O ano de 2026 se apresenta como um dos mais relevantes do ciclo recente brasileiro. Com eleições gerais, Copa do Mundo e um calendário repleto de feriados nacionais, o país entra em um período de decisões políticas, mobilização social e atenção redobrada aos rumos da economia e das políticas públicas.
Trata-se de um ano que combina disputas eleitorais de grande peso, eventos internacionais de alto impacto e movimentações institucionais que tendem a influenciar diretamente o cotidiano da população.
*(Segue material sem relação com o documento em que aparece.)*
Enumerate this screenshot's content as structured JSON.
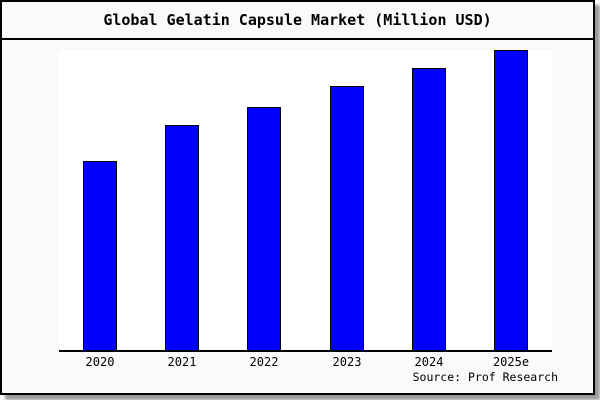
{
  "title": "Global Gelatin Capsule Market (Million USD)",
  "source_note": "Source: Prof Research",
  "colors": {
    "bar_fill": "#0000ff",
    "bar_border": "#000000",
    "panel_background": "#fafafa",
    "plot_background": "#ffffff",
    "axis": "#000000",
    "shadow": "#9a9a9a",
    "text": "#000000"
  },
  "chart_data": {
    "type": "bar",
    "title": "Global Gelatin Capsule Market (Million USD)",
    "categories": [
      "2020",
      "2021",
      "2022",
      "2023",
      "2024",
      "2025e"
    ],
    "values": [
      63,
      75,
      81,
      88,
      94,
      100
    ],
    "series_note": "No y-axis ticks or data labels shown; values are relative heights indexed to 2025e = 100",
    "xlabel": "",
    "ylabel": "",
    "ylim": [
      0,
      100
    ],
    "grid": false,
    "legend": null,
    "annotations": [
      "Source: Prof Research"
    ]
  }
}
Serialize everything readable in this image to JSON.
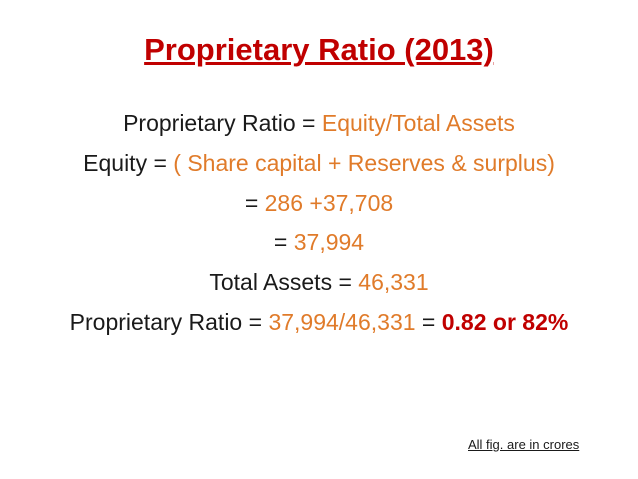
{
  "title": "Proprietary Ratio (2013)",
  "lines": [
    [
      {
        "text": "Proprietary Ratio = ",
        "color": "#1a1a1a"
      },
      {
        "text": "Equity/Total Assets",
        "color": "#e07b2a"
      }
    ],
    [
      {
        "text": "Equity = ",
        "color": "#1a1a1a"
      },
      {
        "text": "( Share capital + Reserves & surplus)",
        "color": "#e07b2a"
      }
    ],
    [
      {
        "text": "= ",
        "color": "#1a1a1a"
      },
      {
        "text": "286 +37,708",
        "color": "#e07b2a"
      }
    ],
    [
      {
        "text": "= ",
        "color": "#1a1a1a"
      },
      {
        "text": "37,994",
        "color": "#e07b2a"
      }
    ],
    [
      {
        "text": "Total Assets = ",
        "color": "#1a1a1a"
      },
      {
        "text": "46,331",
        "color": "#e07b2a"
      }
    ],
    [
      {
        "text": "Proprietary Ratio = ",
        "color": "#1a1a1a"
      },
      {
        "text": "37,994/46,331",
        "color": "#e07b2a"
      },
      {
        "text": " = ",
        "color": "#1a1a1a"
      },
      {
        "text": "0.82 or 82%",
        "color": "#c00000",
        "bold": true
      }
    ]
  ],
  "footnote": "All fig. are in crores"
}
Em 2026, o Brasil realiza eleições gerais, quando os eleitores irão às urnas para escolher cargos estratégicos da estrutura política nacional e estadual. Estarão em disputa:
Presidente da República;
Governadores dos estados e do Distrito Federal;
Senadores (renovação de dois terços do Senado);
Deputados federais;
Deputados estaduais e distritais.
O processo eleitoral tende a dominar o debate público ao longo de todo o ano, com reflexos diretos no ambiente econômico, nas decisões de investimento e na condução de políticas governamentais. Tradicionalmente, anos eleitorais são marcados por maior cautela fiscal, intensificação de discursos políticos e aumento da polarização no debate nacional.
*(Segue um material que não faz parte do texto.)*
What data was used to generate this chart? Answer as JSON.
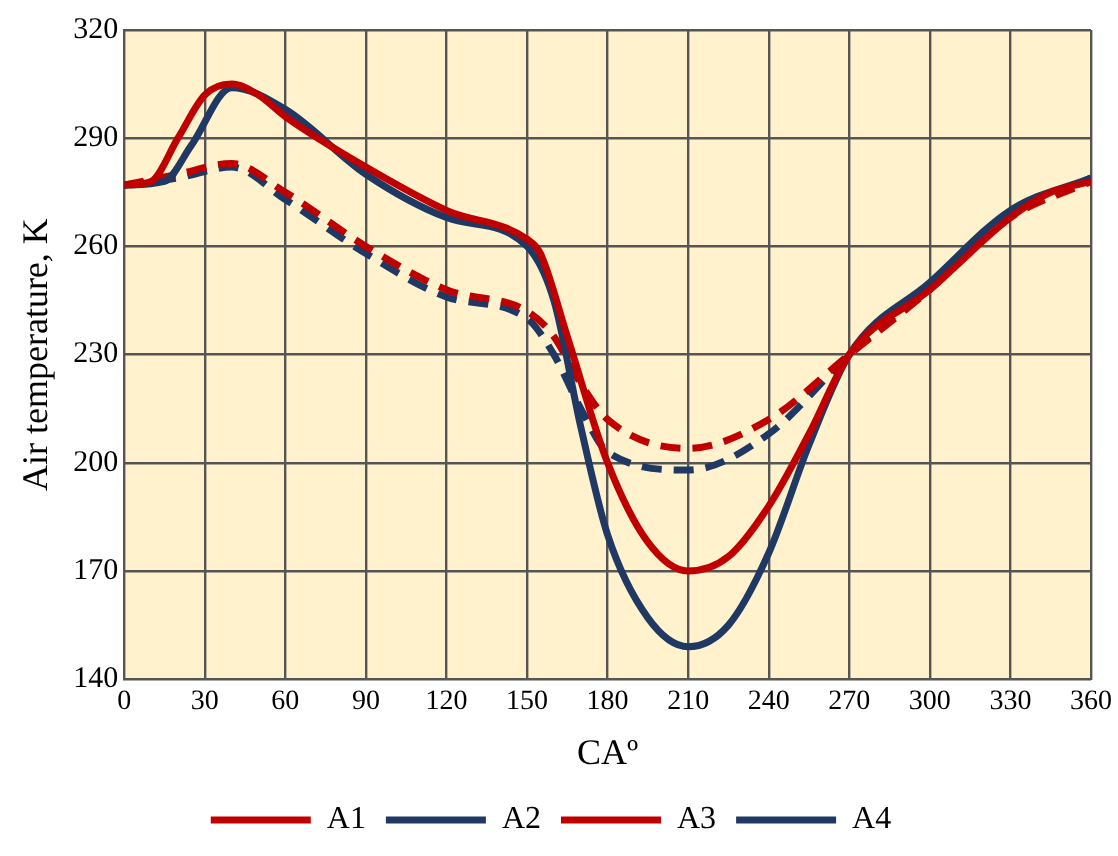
{
  "chart_data": {
    "type": "line",
    "xlabel": "CAº",
    "ylabel": "Air temperature, K",
    "xlim": [
      0,
      360
    ],
    "xticks": [
      0,
      30,
      60,
      90,
      120,
      150,
      180,
      210,
      240,
      270,
      300,
      330,
      360
    ],
    "ylim": [
      140,
      320
    ],
    "yticks": [
      140,
      170,
      200,
      230,
      260,
      290,
      320
    ],
    "grid": true,
    "legend": "bottom",
    "marker": "none",
    "series": [
      {
        "name": "A1",
        "color": "#c00000",
        "line_style": "solid",
        "x": [
          0,
          10,
          20,
          30,
          40,
          50,
          60,
          90,
          120,
          150,
          155,
          165,
          180,
          195,
          210,
          225,
          240,
          255,
          270,
          300,
          330,
          345,
          360
        ],
        "values": [
          277,
          278,
          290,
          302,
          305,
          302,
          296,
          282,
          270,
          262,
          258,
          235,
          200,
          178,
          170,
          174,
          188,
          208,
          230,
          248,
          268,
          275,
          278
        ]
      },
      {
        "name": "A2",
        "color": "#1f3864",
        "line_style": "solid",
        "x": [
          0,
          15,
          25,
          40,
          60,
          90,
          120,
          150,
          160,
          170,
          180,
          195,
          210,
          225,
          240,
          255,
          270,
          300,
          330,
          360
        ],
        "values": [
          277,
          278,
          288,
          304,
          298,
          280,
          268,
          260,
          245,
          210,
          180,
          157,
          149,
          155,
          175,
          205,
          230,
          250,
          270,
          279
        ]
      },
      {
        "name": "A3",
        "color": "#c00000",
        "line_style": "dashed",
        "x": [
          0,
          20,
          40,
          60,
          90,
          120,
          150,
          160,
          170,
          180,
          210,
          240,
          270,
          300,
          330,
          360
        ],
        "values": [
          277,
          280,
          283,
          275,
          260,
          248,
          242,
          235,
          222,
          212,
          204,
          212,
          230,
          248,
          268,
          278
        ]
      },
      {
        "name": "A4",
        "color": "#1f3864",
        "line_style": "dashed",
        "x": [
          0,
          20,
          40,
          60,
          90,
          120,
          150,
          160,
          170,
          180,
          210,
          240,
          270,
          300,
          330,
          360
        ],
        "values": [
          277,
          279,
          282,
          273,
          258,
          246,
          240,
          230,
          215,
          203,
          198,
          208,
          230,
          249,
          269,
          279
        ]
      }
    ]
  }
}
Outro grande destaque de 2026 é a Copa do Mundo FIFA 2026, que será realizada de forma inédita em três países: Estados Unidos, México e Canadá. O torneio está previsto para ocorrer entre os meses de junho e julho.
A competição tende a interferir diretamente na rotina do país, especialmente nos dias de jogos da Seleção Brasileira, com impactos sobre o funcionamento de repartições públicas, comércio, produtividade e consumo. Historicamente, a Copa do Mundo movimenta a economia, impulsiona setores como comércio, bares, restaurantes e entretenimento, além de influenciar o humor social em meio a um ano politicamente sensível.
O cenário econômico em 2026 será acompanhado de perto por agentes do mercado e pela população. O país entra no ano com desafios fiscais relevantes, necessidade de controle das contas públicas e expectativa em torno das políticas que serão defendidas pelos candidatos durante o processo eleitoral.
Decisões sobre investimentos públicos, programas sociais, política tributária e controle de gastos tendem a ganhar destaque no debate, influenciando expectativas de crescimento, inflação e geração de empregos.
Além da política e do futebol, 2026 também será marcado por:
Discussões sobre reformas estruturais e ajustes fiscais;
Avanços e impasses em políticas ambientais e climáticas;
Crescente protagonismo do Brasil em debates internacionais, especialmente ligados a sustentabilidade, energia e agricultura;
Ampliação do uso de tecnologias digitais em serviços públicos e processos eleitorais.
Esses temas devem atravessar o ano e compor o pano de fundo das decisões institucionais e do debate público.
O calendário de 2026 traz dez feriados nacionais, sendo apenas um deles no fim de semana. As datas são:
1º de janeiro – Confraternização Universal;
3 de abril – Paixão de Cristo;
21 de abril – Tiradentes;
1º de maio – Dia Mundial do Trabalho;
7 de setembro – Independência do Brasil;
12 de outubro – Nossa Senhora Aparecida;
2 de novembro – Finados;
15 de novembro – Proclamação da República (domingo);
20 de novembro – Dia Nacional de Zumbi e da Consciência Negra;
25 de dezembro – Natal.
Além desses, o ano contará com pontos facultativos, especialmente durante o Carnaval e nas vésperas de Natal e Ano Novo, que também influenciam o ritmo das atividades econômicas e administrativas.
Com eleições decisivas, Copa do Mundo e um ambiente econômico sensível, 2026 será um ano que exigirá atenção, planejamento e capacidade de adaptação de governos, empresas e cidadãos. As escolhas feitas ao longo do ano tendem a influenciar não apenas o curto prazo, mas também os rumos do país nos próximos ciclos políticos e econômicos.